BACKGROUND Biological markers useful for defining children with newly diagnosed immune thrombocytopenic purpura (ITP) who are likely to develop the chronic form of the disease are partially lacking. The purpose of this study was to assess the clinical role of both immunological and thrombopoietic markers in children with ITP and correlate their levels with different disease stages. MATERIALS AND METHODS We enrolled 28 children with ITP at the onset of their disease, who were followed-up for a whole year and divided according to whether their disease resolved within the 12 months (n=13) or became chronic (n=15), 11 subjects with chronic ITP off therapy for at least 1 month at the time of enrolment, and 30 healthy matched controls. Serum levels of T helper type 1 and 2 and T regulatory-associated cytokines, such as interferon γ, tumour necrosis factor α, interleukin (IL) 2, IL6, IL10, and thrombopoietin were measured in all children using quantitative immunoenzymatic assays, while reticulated platelets were evaluated by flow cytometric analysis. RESULTS Serum IL10 levels were significantly higher in patients with an acute evolution of ITP than in either healthy controls (p<0.001) or patients with chronic progression of ITP (p<0.05). Reticulated platelet count and thrombopoietin levels were significantly higher in ITP patients at the onset of their disease, whether with acute resolution or chronic progression, than in healthy subjects (p<0.01; p<0.001), but did not differ between the groups of patients. CONCLUSION IL-10 seems to predict the clinical course of ITP, as it is significantly higher at the onset of disease in patients who obtain disease remission in less than 1 year.

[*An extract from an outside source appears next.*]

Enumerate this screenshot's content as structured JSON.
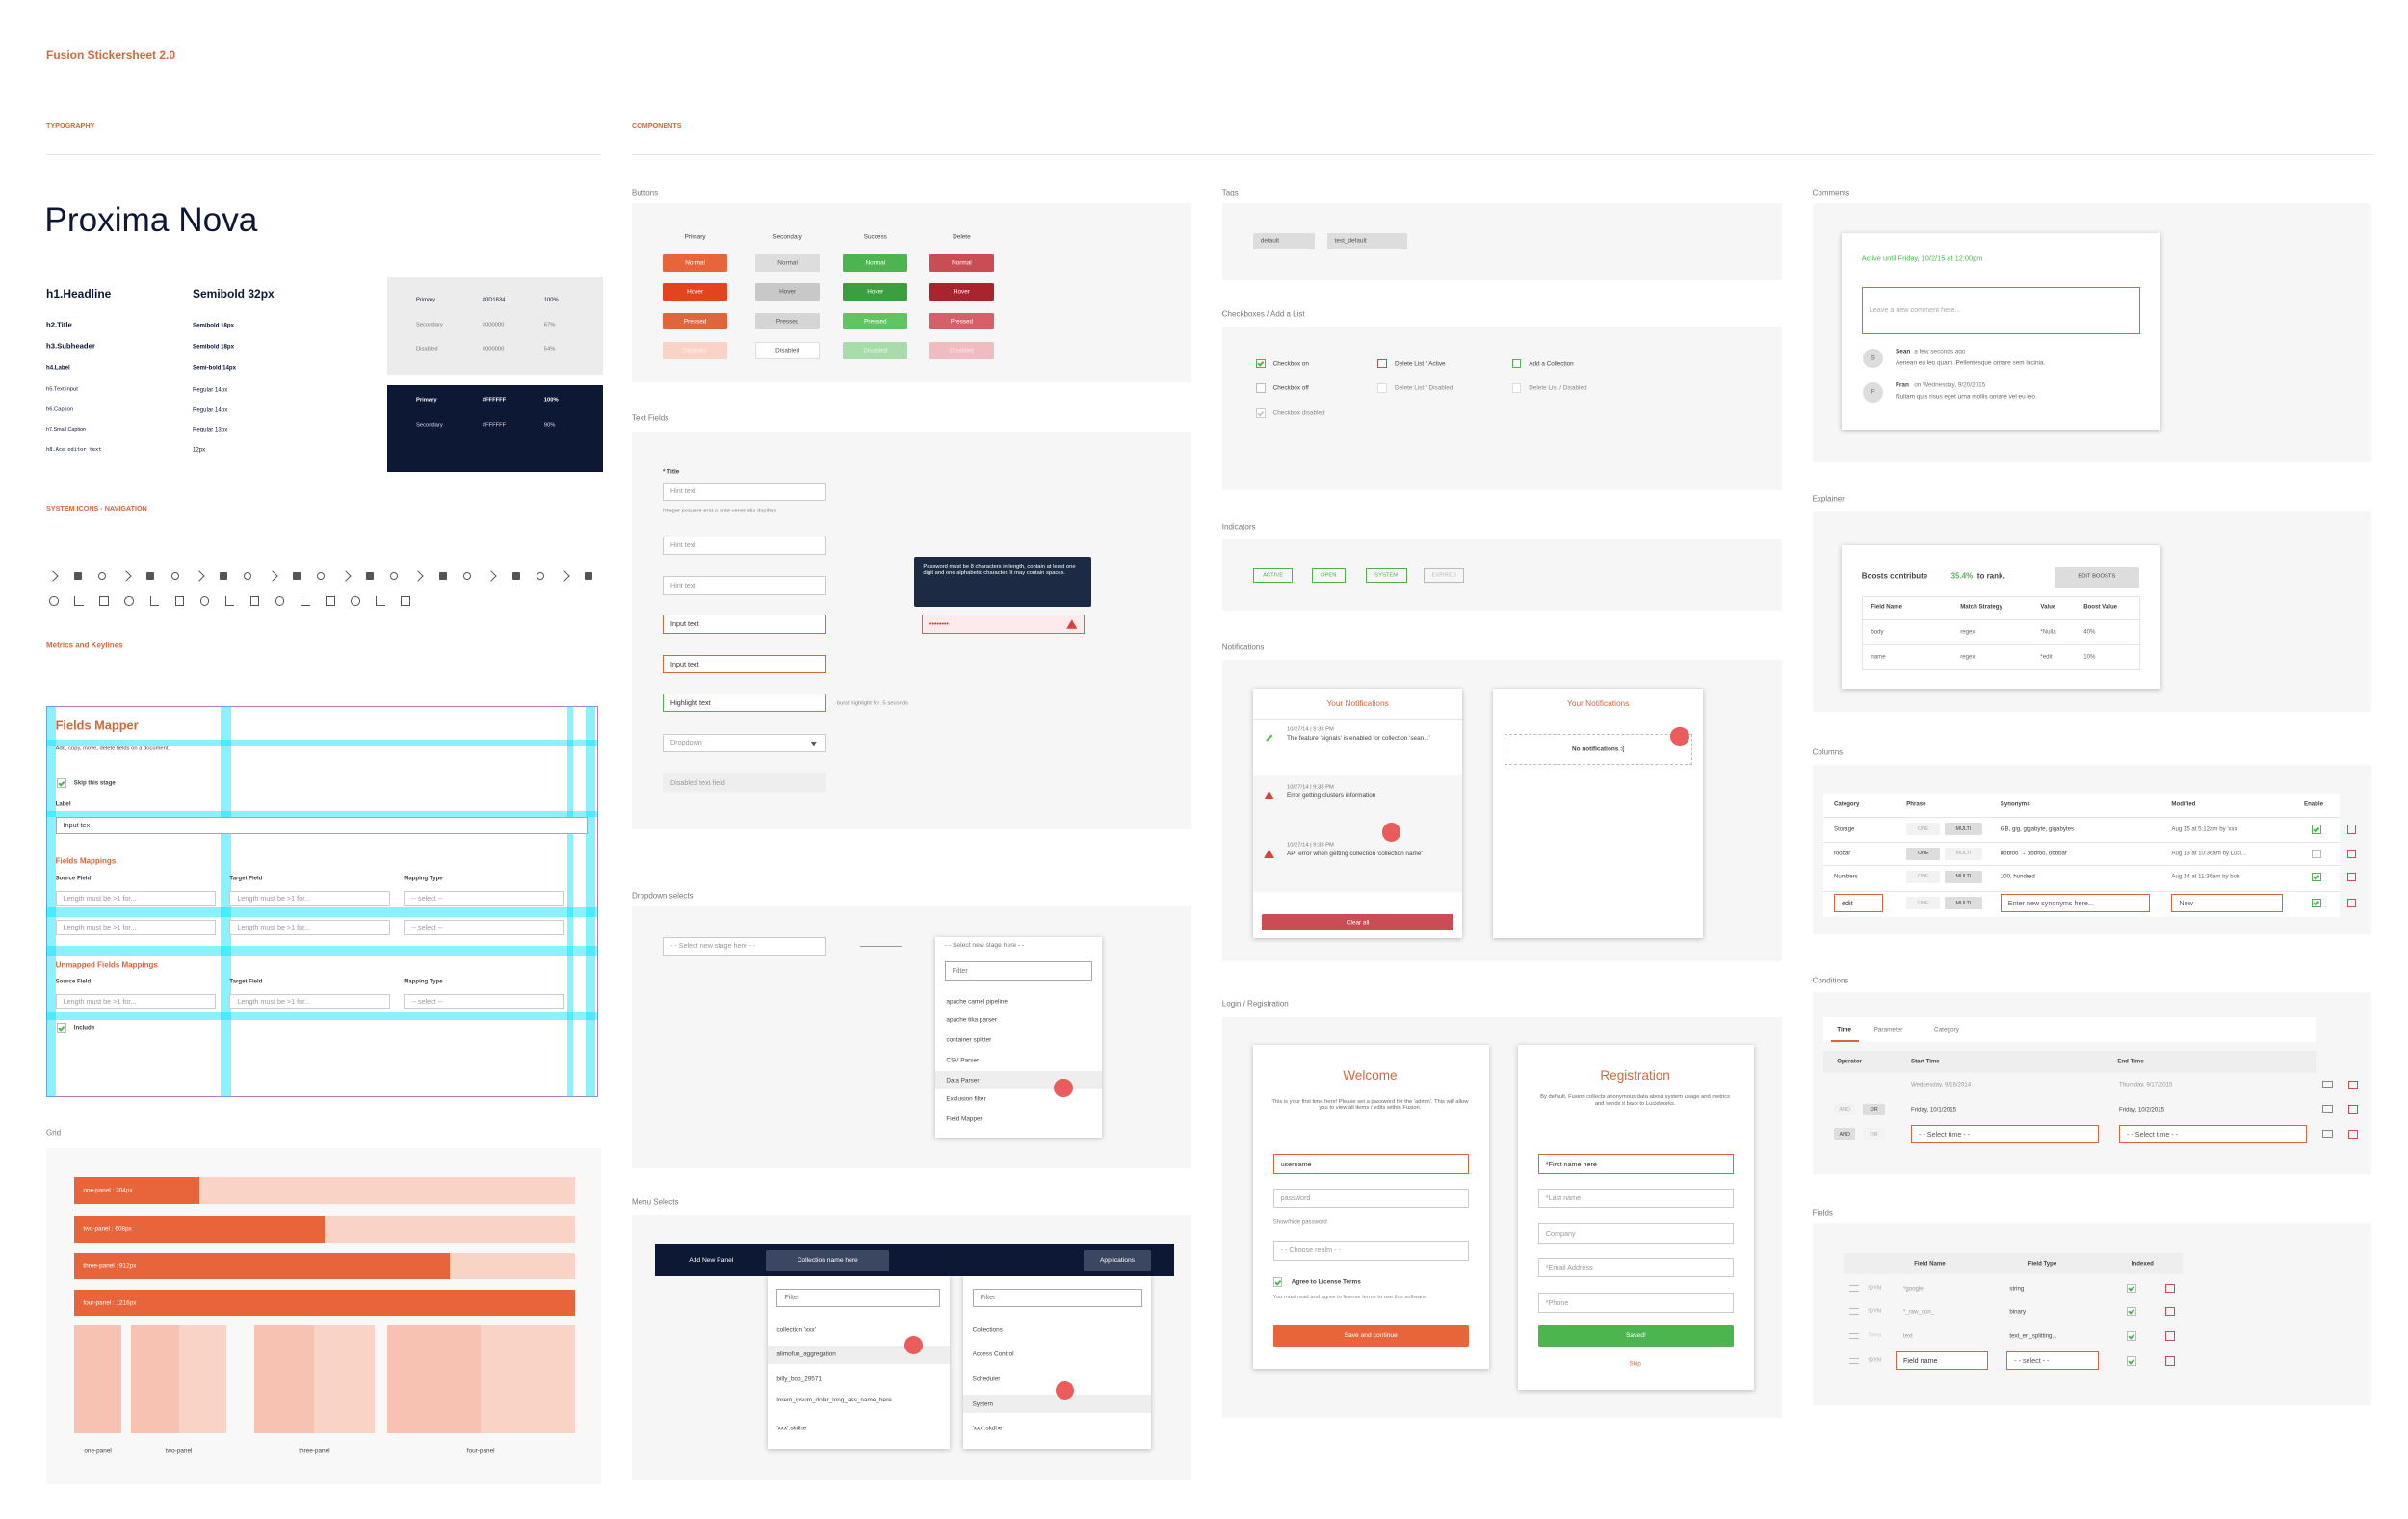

Association of interleukin-(IL)10 haplotypes and serum IL-10 levels in the progression of childhood immune thrombocytopenic purpura.

Derangement of genetic and immunological factors seems to have a pivotal role in the pathophysiology of immune thrombocytopenic purpura (ITP). We investigated interleukin(IL)-10 genetically determined expression in children with an acute progression of ITP (n=41) compared to young patients with chronic ITP (n=44) and healthy controls (n=60), and attempted to correlate IL-10 production with the course of the disease. We genotyped our study population for three single nucleotide polymorphisms at positions -1082 (A/G), -819 (C/T) and -592 (C/A) in the promoter region of the IL-10 gene. IL-10 levels were measured by enzyme-linked immunoassay. The IL-10 production in our study population was significantly higher in patients carrying the GCC haplotype than those bearing ACC and ATA haplotypes (6.9 ± 1.5 vs 3.6 ± 0.8 vs 3.3 ± 0.3, p=0.03). The serum concentration of IL-10 was significantly higher in patients with an acute course of their disease, who mainly carried the GCC haplotype (92%), compared to chronic subjects, bearing the non-GCC haplotypes, and controls [17 pg/mL (1.7-18) vs 3.5 pg/mL (0.6-11) vs 3 pg/mL (1-7), p<0.01)]. Our findings show that patients carrying the GCC-high producer IL-10 haplotype have an acute development of ITP and that IL-10 levels might represent a useful predictive biomarker of the disease course.